A different theory of the origins of gay attraction seems to make more
sense to me. A researcher whose name escapes did some studies in the
last 15 years or so, indicating that being attracted to other guys
comes about because of minute hormonal fluctuations in the womb, which
affect different babies' brains and bodies in different ways at
different times during gestation. His research has apparently been
reproduced by others, indicating the theory has some reliability.
What this means is that different levels of hormones in a mother's
body during pregnancy lead to different sorts of people being born,
most of whom like members of the opposite sex, some like members of
their own, others still fit in between, liking both. This provides
statistical variation in the ways people are attracted to other
people, which makes sense since that's the way the universe usually
works. Some people are taller than others, some tanner better than
others, some put weight on more than others, some like members of
their own sex more than others.

Now to say that is not a part of God's order is to say statistical
variation is not a part of God's order. If that were the case, then
before the Fall all people would have been the same height, would have
had the same tan, would have put on and lost weight the same way.
Much as I hate the phrase, this theory would seem to indicate that
indeed "God made me that way", insofar as God made and maintains the law of
physics that lead the hormone molecules to behave the way they do and
have the affect they have on a developing baby's brain and body.

Coming back to Genesis 2, we need to ask, have we really understood
the point of the chapter. Is the male-female bit the point? Or is it
possible to say that the point is something else, of which male-female
is the given example? For instance, is the point that it is not good
to be alone, that we need an intimate relationship with someone else,
someone who is not an animal? Is the point that when we are ready to
unite ourself with someone else, that we must commit ourself to them
over all others and be one with them, just as in the example of the
man and wife, they were to leave their parents and become one? This
interpretation is consistent with the Gospel and God's plan of
communing with Man, and also resolves the contradiction between the
example being male and female, while seeing in real life that
sometimes males fall in love with males.

Why then is there a man and a woman in the story? Well, there would
be no need for it to be any other way, unless gender was in fact the
point of the story. I am suggesting it is not. Perhaps it based on
some stories other nations were telling, which had a primaeval man and
woman (I don't know if Gilgamesh has an Adam and Eve, but it does have
a Noah), but being retold to get the correct point across? That would
be a good project, to see what other nations say about Adam and Eve.
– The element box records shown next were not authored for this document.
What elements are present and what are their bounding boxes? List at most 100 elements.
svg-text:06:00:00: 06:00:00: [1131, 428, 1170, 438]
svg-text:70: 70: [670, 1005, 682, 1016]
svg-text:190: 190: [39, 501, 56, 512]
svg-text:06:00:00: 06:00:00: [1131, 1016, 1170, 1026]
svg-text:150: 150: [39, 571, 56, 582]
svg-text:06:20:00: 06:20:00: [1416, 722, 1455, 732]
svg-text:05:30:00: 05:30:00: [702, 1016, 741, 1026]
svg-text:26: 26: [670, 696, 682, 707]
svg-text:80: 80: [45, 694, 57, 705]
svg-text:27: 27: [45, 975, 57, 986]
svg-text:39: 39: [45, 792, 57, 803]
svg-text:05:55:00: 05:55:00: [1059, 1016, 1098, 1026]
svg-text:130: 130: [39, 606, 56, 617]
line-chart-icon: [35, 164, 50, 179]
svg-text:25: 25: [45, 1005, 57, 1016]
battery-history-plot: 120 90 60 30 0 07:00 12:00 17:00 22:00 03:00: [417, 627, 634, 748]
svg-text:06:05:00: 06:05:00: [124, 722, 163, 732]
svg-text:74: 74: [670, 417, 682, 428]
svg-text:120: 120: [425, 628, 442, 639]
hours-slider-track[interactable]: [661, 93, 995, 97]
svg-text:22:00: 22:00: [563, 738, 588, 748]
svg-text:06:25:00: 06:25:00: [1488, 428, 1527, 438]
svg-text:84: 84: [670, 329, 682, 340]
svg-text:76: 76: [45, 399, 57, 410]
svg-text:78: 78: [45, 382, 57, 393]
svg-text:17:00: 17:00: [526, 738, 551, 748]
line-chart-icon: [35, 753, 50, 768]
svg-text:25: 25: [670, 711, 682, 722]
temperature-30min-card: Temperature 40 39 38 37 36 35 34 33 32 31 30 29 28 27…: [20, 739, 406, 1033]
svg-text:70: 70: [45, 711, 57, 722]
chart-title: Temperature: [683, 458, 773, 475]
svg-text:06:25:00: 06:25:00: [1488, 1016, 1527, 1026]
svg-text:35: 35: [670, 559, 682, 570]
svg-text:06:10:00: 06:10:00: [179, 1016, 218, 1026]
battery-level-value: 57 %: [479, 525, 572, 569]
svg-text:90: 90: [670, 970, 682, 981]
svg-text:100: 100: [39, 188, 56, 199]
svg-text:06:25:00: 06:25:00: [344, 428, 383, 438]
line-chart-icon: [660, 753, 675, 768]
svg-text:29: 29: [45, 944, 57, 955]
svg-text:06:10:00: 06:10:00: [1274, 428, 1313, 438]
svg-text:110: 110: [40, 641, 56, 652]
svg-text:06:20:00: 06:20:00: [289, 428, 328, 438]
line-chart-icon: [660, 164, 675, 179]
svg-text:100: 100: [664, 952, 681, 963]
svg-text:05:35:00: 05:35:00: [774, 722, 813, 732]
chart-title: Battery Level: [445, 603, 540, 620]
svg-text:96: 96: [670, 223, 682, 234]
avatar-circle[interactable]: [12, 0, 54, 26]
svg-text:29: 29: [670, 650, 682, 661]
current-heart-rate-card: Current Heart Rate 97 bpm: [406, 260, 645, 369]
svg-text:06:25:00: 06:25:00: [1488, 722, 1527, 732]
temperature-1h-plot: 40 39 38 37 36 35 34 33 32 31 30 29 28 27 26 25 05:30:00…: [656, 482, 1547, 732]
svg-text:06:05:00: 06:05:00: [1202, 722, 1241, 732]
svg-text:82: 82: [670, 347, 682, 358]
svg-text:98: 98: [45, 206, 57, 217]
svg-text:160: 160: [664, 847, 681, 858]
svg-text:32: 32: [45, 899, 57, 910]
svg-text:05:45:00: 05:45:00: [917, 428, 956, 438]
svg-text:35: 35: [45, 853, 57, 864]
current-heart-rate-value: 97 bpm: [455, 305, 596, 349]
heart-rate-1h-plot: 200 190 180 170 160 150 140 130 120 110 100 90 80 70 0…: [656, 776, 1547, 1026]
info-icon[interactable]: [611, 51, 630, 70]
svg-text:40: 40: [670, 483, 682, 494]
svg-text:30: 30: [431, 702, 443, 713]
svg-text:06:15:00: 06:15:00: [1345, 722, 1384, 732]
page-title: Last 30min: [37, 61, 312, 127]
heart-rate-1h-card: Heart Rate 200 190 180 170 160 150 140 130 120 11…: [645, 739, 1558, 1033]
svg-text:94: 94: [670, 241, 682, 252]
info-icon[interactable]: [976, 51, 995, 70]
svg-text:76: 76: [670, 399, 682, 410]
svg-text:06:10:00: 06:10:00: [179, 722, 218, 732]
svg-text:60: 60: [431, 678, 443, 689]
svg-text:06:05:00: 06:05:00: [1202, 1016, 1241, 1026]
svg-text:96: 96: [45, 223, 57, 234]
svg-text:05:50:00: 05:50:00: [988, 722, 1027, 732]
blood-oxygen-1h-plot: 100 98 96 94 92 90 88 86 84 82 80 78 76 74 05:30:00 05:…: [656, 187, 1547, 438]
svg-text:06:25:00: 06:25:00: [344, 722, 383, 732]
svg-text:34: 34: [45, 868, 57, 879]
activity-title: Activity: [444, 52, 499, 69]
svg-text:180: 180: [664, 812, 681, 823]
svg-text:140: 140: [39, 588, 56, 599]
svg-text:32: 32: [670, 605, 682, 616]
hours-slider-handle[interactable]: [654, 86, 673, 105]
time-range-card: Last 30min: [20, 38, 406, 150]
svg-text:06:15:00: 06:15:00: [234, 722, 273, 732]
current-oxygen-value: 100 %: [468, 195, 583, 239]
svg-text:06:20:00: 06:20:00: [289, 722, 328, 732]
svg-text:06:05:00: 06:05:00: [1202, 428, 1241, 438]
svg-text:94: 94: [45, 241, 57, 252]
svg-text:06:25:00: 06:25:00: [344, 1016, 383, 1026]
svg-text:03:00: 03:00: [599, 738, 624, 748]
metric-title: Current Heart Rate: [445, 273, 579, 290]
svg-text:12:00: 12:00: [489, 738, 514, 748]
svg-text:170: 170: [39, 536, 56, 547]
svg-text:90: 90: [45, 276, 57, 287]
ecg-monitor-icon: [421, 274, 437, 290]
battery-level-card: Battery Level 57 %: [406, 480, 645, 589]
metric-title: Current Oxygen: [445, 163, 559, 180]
Genesis 1 tells us a truth, that God made the world, but it is only a
partial truth inasfar as the timing of the events is concerned.
Observations about the antiquity of the stars completes the
truth. Genesis 2 likewise tells us a truth, that it is not good to be
alone, that it is good for an man and a woman to unite together, but
perhaps it too is only a partial truth as far as relations between
human beings go. Maybe recognising that some males will bond with
other males completes the truth?


Well, that's something to think about. Hope that wasn't too heavy
now. When will we know what it all really means? When we're dead.
My brother says that's too late cause I'll be in Hell then, but he,
apparently, is a bigot, so who cares what he says?

Say hi to Jaxom for me when you see him.